The incidents could have been staged or exploited by Russian officials to generate panic and prime the population for future moves related to the Ukraine invasion, said John Lough, associate fellow with Chatham House, a British think tank.
“Logically, it would seem they would stage these sort of events to justify some action against Ukraine and at the same time to prepare the population for whatever that might be,” Mr. Lough said.
“There is a sinister feel to all this,” he added. “It feels that the Russian side is in a lot of difficulty right now because their campaign is going very badly.”
Russia also detained two employees of the Zaporizhzhia nuclear power plant in southern Ukraine, Europe’s largest, who they accused of aiding the Ukrainian military, according to the press service of the Russian national guard.
Russian troops seized the power station at the start of March, and this month began to move heavy weaponry onto the grounds of the plant. On Thursday, the British Ministry of Defense released images of the power plant, which it said showed armored vehicles within 60 meters of one of the reactors.

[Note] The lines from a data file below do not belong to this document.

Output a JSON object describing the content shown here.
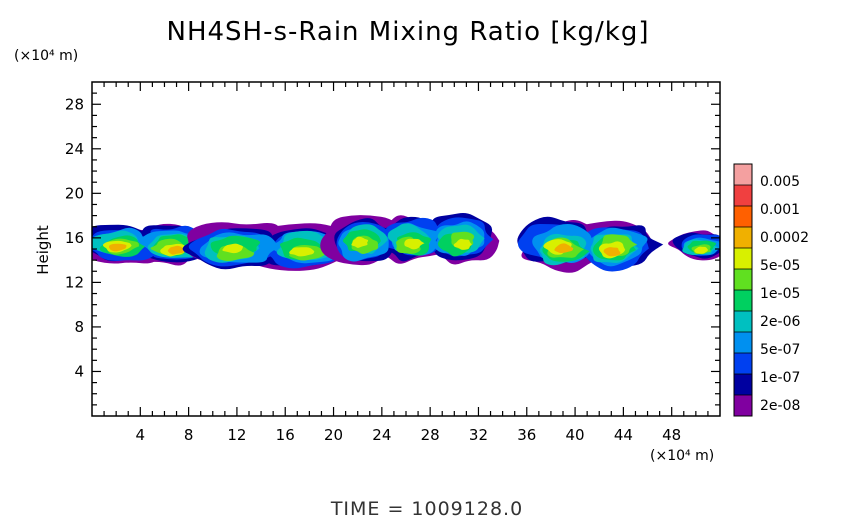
{
  "chart_data": {
    "type": "heatmap",
    "title": "NH4SH-s-Rain Mixing Ratio [kg/kg]",
    "ylabel": "Height",
    "y_unit": "(×10⁴ m)",
    "x_unit": "(×10⁴ m)",
    "xlim": [
      0,
      52
    ],
    "ylim": [
      0,
      30
    ],
    "x_ticks": [
      4,
      8,
      12,
      16,
      20,
      24,
      28,
      32,
      36,
      40,
      44,
      48
    ],
    "y_ticks": [
      4,
      8,
      12,
      16,
      20,
      24,
      28
    ],
    "colorbar": {
      "levels": [
        "0.005",
        "0.001",
        "0.0002",
        "5e-05",
        "1e-05",
        "2e-06",
        "5e-07",
        "1e-07",
        "2e-08"
      ],
      "colors": [
        "#f4a0a0",
        "#f04040",
        "#ff6000",
        "#f0b000",
        "#d8f000",
        "#60e020",
        "#00d060",
        "#00c0c0",
        "#0090f0",
        "#0040f0",
        "#0000a0",
        "#8000a0"
      ]
    },
    "cloud_cells": [
      {
        "x_range": [
          0,
          9
        ],
        "y_range": [
          13.8,
          17.2
        ],
        "peak": "0.0002"
      },
      {
        "x_range": [
          9,
          20.5
        ],
        "y_range": [
          13.2,
          17.2
        ],
        "peak": "5e-05"
      },
      {
        "x_range": [
          20.5,
          32.5
        ],
        "y_range": [
          13.8,
          18.0
        ],
        "peak": "5e-05"
      },
      {
        "x_range": [
          36.5,
          45.5
        ],
        "y_range": [
          13.2,
          17.6
        ],
        "peak": "0.0002"
      },
      {
        "x_range": [
          49,
          52
        ],
        "y_range": [
          14.2,
          16.6
        ],
        "peak": "5e-05"
      }
    ]
  },
  "footer": {
    "time_label": "TIME = 1009128.0"
  }
}
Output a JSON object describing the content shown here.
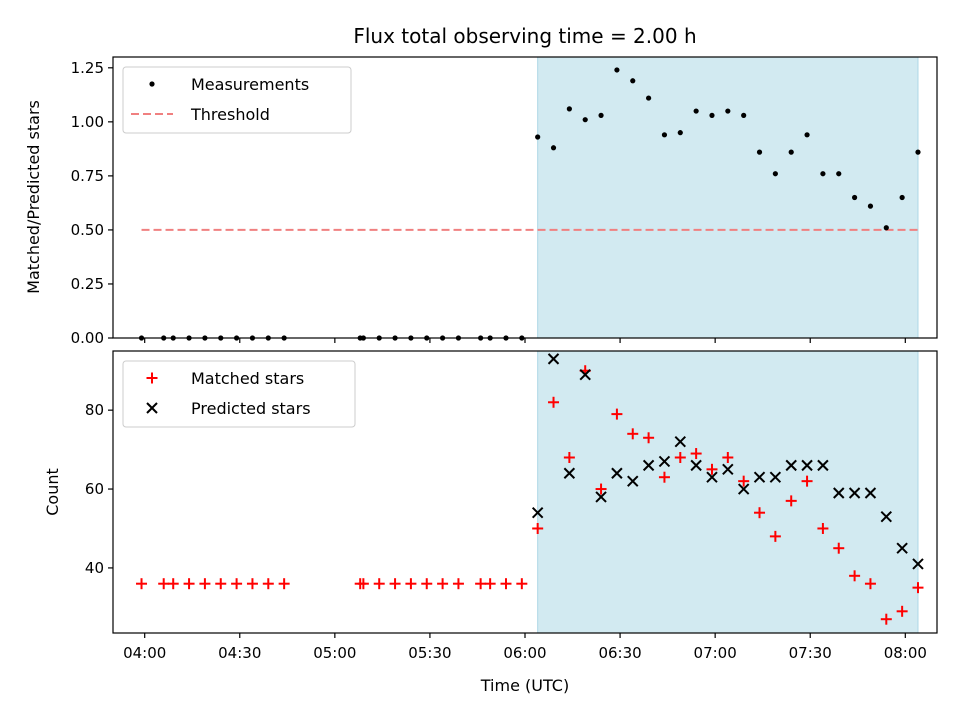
{
  "chart_data": [
    {
      "type": "scatter",
      "title": "Flux total observing time = 2.00 h",
      "xlabel": "",
      "ylabel": "Matched/Predicted stars",
      "ylim": [
        0,
        1.3
      ],
      "y_ticks": [
        "0.00",
        "0.25",
        "0.50",
        "0.75",
        "1.00",
        "1.25"
      ],
      "x_range": [
        "03:50",
        "08:10"
      ],
      "shaded_interval": [
        "06:04",
        "08:04"
      ],
      "shade_color": "#add8e6",
      "legend": {
        "position": "top-left",
        "entries": [
          "Measurements",
          "Threshold"
        ]
      },
      "threshold": {
        "name": "Threshold",
        "value": 0.5,
        "x_start": "03:59",
        "x_end": "08:04",
        "color": "#f08080"
      },
      "series": [
        {
          "name": "Measurements",
          "marker": "dot",
          "color": "#000000",
          "points": [
            [
              "03:59",
              0
            ],
            [
              "04:06",
              0
            ],
            [
              "04:09",
              0
            ],
            [
              "04:14",
              0
            ],
            [
              "04:19",
              0
            ],
            [
              "04:24",
              0
            ],
            [
              "04:29",
              0
            ],
            [
              "04:34",
              0
            ],
            [
              "04:39",
              0
            ],
            [
              "04:44",
              0
            ],
            [
              "05:08",
              0
            ],
            [
              "05:09",
              0
            ],
            [
              "05:14",
              0
            ],
            [
              "05:19",
              0
            ],
            [
              "05:24",
              0
            ],
            [
              "05:29",
              0
            ],
            [
              "05:34",
              0
            ],
            [
              "05:39",
              0
            ],
            [
              "05:46",
              0
            ],
            [
              "05:49",
              0
            ],
            [
              "05:54",
              0
            ],
            [
              "05:59",
              0
            ],
            [
              "06:04",
              0.93
            ],
            [
              "06:09",
              0.88
            ],
            [
              "06:14",
              1.06
            ],
            [
              "06:19",
              1.01
            ],
            [
              "06:24",
              1.03
            ],
            [
              "06:29",
              1.24
            ],
            [
              "06:34",
              1.19
            ],
            [
              "06:39",
              1.11
            ],
            [
              "06:44",
              0.94
            ],
            [
              "06:49",
              0.95
            ],
            [
              "06:54",
              1.05
            ],
            [
              "06:59",
              1.03
            ],
            [
              "07:04",
              1.05
            ],
            [
              "07:09",
              1.03
            ],
            [
              "07:14",
              0.86
            ],
            [
              "07:19",
              0.76
            ],
            [
              "07:24",
              0.86
            ],
            [
              "07:29",
              0.94
            ],
            [
              "07:34",
              0.76
            ],
            [
              "07:39",
              0.76
            ],
            [
              "07:44",
              0.65
            ],
            [
              "07:49",
              0.61
            ],
            [
              "07:54",
              0.51
            ],
            [
              "07:59",
              0.65
            ],
            [
              "08:04",
              0.86
            ]
          ]
        }
      ]
    },
    {
      "type": "scatter",
      "title": "",
      "xlabel": "Time (UTC)",
      "ylabel": "Count",
      "ylim": [
        23.5,
        95
      ],
      "y_ticks": [
        "40",
        "60",
        "80"
      ],
      "x_ticks": [
        "04:00",
        "04:30",
        "05:00",
        "05:30",
        "06:00",
        "06:30",
        "07:00",
        "07:30",
        "08:00"
      ],
      "x_range": [
        "03:50",
        "08:10"
      ],
      "shaded_interval": [
        "06:04",
        "08:04"
      ],
      "shade_color": "#add8e6",
      "legend": {
        "position": "top-left",
        "entries": [
          "Matched stars",
          "Predicted stars"
        ]
      },
      "series": [
        {
          "name": "Matched stars",
          "marker": "plus",
          "color": "#ff0000",
          "points": [
            [
              "03:59",
              36
            ],
            [
              "04:06",
              36
            ],
            [
              "04:09",
              36
            ],
            [
              "04:14",
              36
            ],
            [
              "04:19",
              36
            ],
            [
              "04:24",
              36
            ],
            [
              "04:29",
              36
            ],
            [
              "04:34",
              36
            ],
            [
              "04:39",
              36
            ],
            [
              "04:44",
              36
            ],
            [
              "05:08",
              36
            ],
            [
              "05:09",
              36
            ],
            [
              "05:14",
              36
            ],
            [
              "05:19",
              36
            ],
            [
              "05:24",
              36
            ],
            [
              "05:29",
              36
            ],
            [
              "05:34",
              36
            ],
            [
              "05:39",
              36
            ],
            [
              "05:46",
              36
            ],
            [
              "05:49",
              36
            ],
            [
              "05:54",
              36
            ],
            [
              "05:59",
              36
            ],
            [
              "06:04",
              50
            ],
            [
              "06:09",
              82
            ],
            [
              "06:14",
              68
            ],
            [
              "06:19",
              90
            ],
            [
              "06:24",
              60
            ],
            [
              "06:29",
              79
            ],
            [
              "06:34",
              74
            ],
            [
              "06:39",
              73
            ],
            [
              "06:44",
              63
            ],
            [
              "06:49",
              68
            ],
            [
              "06:54",
              69
            ],
            [
              "06:59",
              65
            ],
            [
              "07:04",
              68
            ],
            [
              "07:09",
              62
            ],
            [
              "07:14",
              54
            ],
            [
              "07:19",
              48
            ],
            [
              "07:24",
              57
            ],
            [
              "07:29",
              62
            ],
            [
              "07:34",
              50
            ],
            [
              "07:39",
              45
            ],
            [
              "07:44",
              38
            ],
            [
              "07:49",
              36
            ],
            [
              "07:54",
              27
            ],
            [
              "07:59",
              29
            ],
            [
              "08:04",
              35
            ]
          ]
        },
        {
          "name": "Predicted stars",
          "marker": "x",
          "color": "#000000",
          "points": [
            [
              "06:04",
              54
            ],
            [
              "06:09",
              93
            ],
            [
              "06:14",
              64
            ],
            [
              "06:19",
              89
            ],
            [
              "06:24",
              58
            ],
            [
              "06:29",
              64
            ],
            [
              "06:34",
              62
            ],
            [
              "06:39",
              66
            ],
            [
              "06:44",
              67
            ],
            [
              "06:49",
              72
            ],
            [
              "06:54",
              66
            ],
            [
              "06:59",
              63
            ],
            [
              "07:04",
              65
            ],
            [
              "07:09",
              60
            ],
            [
              "07:14",
              63
            ],
            [
              "07:19",
              63
            ],
            [
              "07:24",
              66
            ],
            [
              "07:29",
              66
            ],
            [
              "07:34",
              66
            ],
            [
              "07:39",
              59
            ],
            [
              "07:44",
              59
            ],
            [
              "07:49",
              59
            ],
            [
              "07:54",
              53
            ],
            [
              "07:59",
              45
            ],
            [
              "08:04",
              41
            ]
          ]
        }
      ]
    }
  ]
}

“Russia is probably prepared to exploit any Ukrainian military activity near ZNPP for propaganda purposes,” the British ministry said, using an acronym for the plant. “While Russia maintains the military occupation of ZNPP, the principal risks to reactor operations are likely to remain disruption to the reactors’ cooling systems, damage to its back-up power supply, or errors by workers operating under pressure.”
Dmitry Orlov, the exiled mayor of Enerhodar, where the power plant is located, wrote that the facility was again the site of explosions on Thursday, as it has been on and off for weeks.
“Today, as a result of enemy shelling, the city was left completely without electricity and water,” he wrote on Telegram. “Now we are finding out how critical the situation is.”
Russia has accused Ukrainian forces of shelling the plant from across a nearby reservoir, which Ukraine has denied. Russian officials said the outage Thursday, which also affected Kherson and Melitopol, was caused by a brush fire in fields near the plant and that power was quickly restored.
Elsewhere, Ukrainian officials said they struck the Kakhovsky bridge, further damaging Moscow’s supply lines in the southern Kherson region, where they are trying to isolate Russian troops west of the Dnipro River. Ukrainian troops also fired again at the Antonovsky bridge near Kherson city, regional authorities told Russian state media.